Friday, September 13, 2013

Welcome


I can't recall exactly when I began reading. Fairly early on I should think, since I can recall being sent over to the "big kids' school" when I was in kindergarten, so that I might study reading and writing with the first graders, though my love of the written word began much earlier than that. My parents began reading to me (and on at least a handful of occasions suffered me to dictate stories to them) long before I was ready to begin attending any sort of school, and my maternal grandfather regularly spun the most wonderful adventures of an imaginary woodchuck named Waldo for my brother and I (stories which regularly scandalized Mom and my grandmother, who considered the content unsuited to children's fare, but which delighted my brother and I).
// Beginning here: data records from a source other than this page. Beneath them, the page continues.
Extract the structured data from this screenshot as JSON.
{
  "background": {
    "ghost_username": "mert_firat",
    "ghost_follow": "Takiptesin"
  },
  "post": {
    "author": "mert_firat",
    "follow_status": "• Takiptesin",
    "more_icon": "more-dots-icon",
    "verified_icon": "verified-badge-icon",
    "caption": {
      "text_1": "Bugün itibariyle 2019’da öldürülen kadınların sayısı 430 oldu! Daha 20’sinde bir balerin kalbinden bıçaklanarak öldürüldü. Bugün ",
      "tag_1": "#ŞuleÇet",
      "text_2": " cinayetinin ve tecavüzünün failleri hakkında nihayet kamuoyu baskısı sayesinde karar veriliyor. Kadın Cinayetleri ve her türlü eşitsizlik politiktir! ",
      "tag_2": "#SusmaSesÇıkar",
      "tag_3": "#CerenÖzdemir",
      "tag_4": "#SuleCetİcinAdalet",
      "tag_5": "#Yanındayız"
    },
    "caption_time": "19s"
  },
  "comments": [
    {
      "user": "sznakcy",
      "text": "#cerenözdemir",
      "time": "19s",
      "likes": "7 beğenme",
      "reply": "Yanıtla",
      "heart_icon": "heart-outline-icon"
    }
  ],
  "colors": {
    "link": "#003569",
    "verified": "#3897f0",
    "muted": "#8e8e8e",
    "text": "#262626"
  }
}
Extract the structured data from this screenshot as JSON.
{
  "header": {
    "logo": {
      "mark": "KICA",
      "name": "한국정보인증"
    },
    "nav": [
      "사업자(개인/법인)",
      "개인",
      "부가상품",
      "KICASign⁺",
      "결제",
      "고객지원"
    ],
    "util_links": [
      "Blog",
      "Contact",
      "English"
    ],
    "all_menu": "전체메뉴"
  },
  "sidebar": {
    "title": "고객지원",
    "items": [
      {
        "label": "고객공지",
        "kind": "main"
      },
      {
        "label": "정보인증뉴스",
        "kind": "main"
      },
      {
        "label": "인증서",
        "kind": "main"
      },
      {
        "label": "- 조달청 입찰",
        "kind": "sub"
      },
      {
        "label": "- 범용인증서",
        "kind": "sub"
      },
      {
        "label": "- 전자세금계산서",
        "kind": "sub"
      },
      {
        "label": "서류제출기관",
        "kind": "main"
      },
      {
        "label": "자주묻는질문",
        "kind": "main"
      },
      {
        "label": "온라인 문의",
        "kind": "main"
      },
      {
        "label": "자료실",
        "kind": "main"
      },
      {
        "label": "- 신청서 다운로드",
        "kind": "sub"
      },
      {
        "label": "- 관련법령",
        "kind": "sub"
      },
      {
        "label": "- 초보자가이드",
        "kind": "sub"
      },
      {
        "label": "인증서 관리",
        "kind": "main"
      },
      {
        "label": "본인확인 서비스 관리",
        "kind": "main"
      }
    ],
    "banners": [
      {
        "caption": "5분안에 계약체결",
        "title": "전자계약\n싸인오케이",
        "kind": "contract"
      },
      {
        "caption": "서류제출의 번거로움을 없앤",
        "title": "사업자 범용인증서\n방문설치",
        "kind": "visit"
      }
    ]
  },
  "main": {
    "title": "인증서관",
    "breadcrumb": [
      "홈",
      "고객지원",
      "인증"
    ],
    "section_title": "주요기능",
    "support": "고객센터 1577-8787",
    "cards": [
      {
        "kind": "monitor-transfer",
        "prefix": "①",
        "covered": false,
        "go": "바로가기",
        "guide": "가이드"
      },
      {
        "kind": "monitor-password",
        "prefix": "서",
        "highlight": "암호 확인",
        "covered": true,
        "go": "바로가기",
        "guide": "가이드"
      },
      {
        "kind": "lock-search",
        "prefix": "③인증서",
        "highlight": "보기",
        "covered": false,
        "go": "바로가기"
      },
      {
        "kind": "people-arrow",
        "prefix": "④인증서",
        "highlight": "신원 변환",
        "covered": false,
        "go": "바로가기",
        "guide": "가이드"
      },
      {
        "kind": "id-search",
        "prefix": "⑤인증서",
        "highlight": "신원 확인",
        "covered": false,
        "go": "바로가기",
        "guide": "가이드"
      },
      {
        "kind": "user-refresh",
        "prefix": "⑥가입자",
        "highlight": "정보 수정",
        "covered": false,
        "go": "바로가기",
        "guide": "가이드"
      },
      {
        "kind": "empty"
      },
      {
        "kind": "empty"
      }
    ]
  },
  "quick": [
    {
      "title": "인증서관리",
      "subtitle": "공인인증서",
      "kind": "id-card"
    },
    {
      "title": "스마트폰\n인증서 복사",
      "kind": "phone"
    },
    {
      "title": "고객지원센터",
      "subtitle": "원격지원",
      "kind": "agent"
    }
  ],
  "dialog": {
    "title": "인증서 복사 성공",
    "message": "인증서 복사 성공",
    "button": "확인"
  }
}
My love of storytelling was only more firmly cemented once I entered grade school. While most of my fellow students dreaded English class, except for the once-weekly trips to the school library, I saw it as the best part of the day. It was around this time, when I was still in second or third grade, that I would discover that The Hobbit was not just an animated television special (which I'd seen the year prior and been enchanted by), but a book as well. I promptly checked it out of the school library and devoured it in only two days. It would become the first "real" novel that I would ever read.

In high school, despite the advent of distractions such as video games, cable television and a newer, edgier breed of comic books (the latter proving to be a vice that Mom was particularly critical of), I still found time to read one or two novels a week. About this time my writing would also kick into overdrive (mostly anime fan fiction at first, though it would be years before I would learn that anyone else actually wrote the stuff, or even that it was called fan fiction), my sister acting both as a sort of unofficial critic and perhaps the first person in at least a decade with whom I had shared my work.

It was also during this period, during my senior year of high school, that I began work on what would be my most enthusiastic work to that date: an as-yet unfinished (but neither abandoned or forgotten) novel-length fantasy. Written mostly longhand, sometimes twenty pages in an afternoon and until my hand was so cramped that I could barely put down the pencil (I still hope to revisit the story one day, though next time I fully intend to use a word processor...or at least a typewriter!). I also was to go through my least favorite experience since learning that I wanted to be a storyteller:

Creative writing class.

As a storyteller, I am and always have been a strong adherent of the Making It Up As You Go Along school of thought. My creative writing teacher was much more structured in her approach, preferring a more rigidly plotted approach. It was the worst semester of my young life, one only made all the more embarrassing by the fact that a selection of what I considered my worst (and, in at least one case, most private) works appeared in that year's school literary magazine. I've spent the intervening years trying to put the experiences behind me, and I've been largely successful. But I did at least take one positive thing with me:

You can't force creativity. At least I can't. That's what this 'blog is about. Creating freely, as yourself. Letting the story take you where it will, rather than the other way around. If a more structured  method works for you then by all means, follow it. But don't ever allow yourself to become so much a slave to your preconceived narrative that you block the natural flow of the story, because sooner or later your characters are going to do something you weren't expecting. Don't try to whip them back into line when they do. Instead, follow them down whatever path they lead you. You may just be surprised where you end up.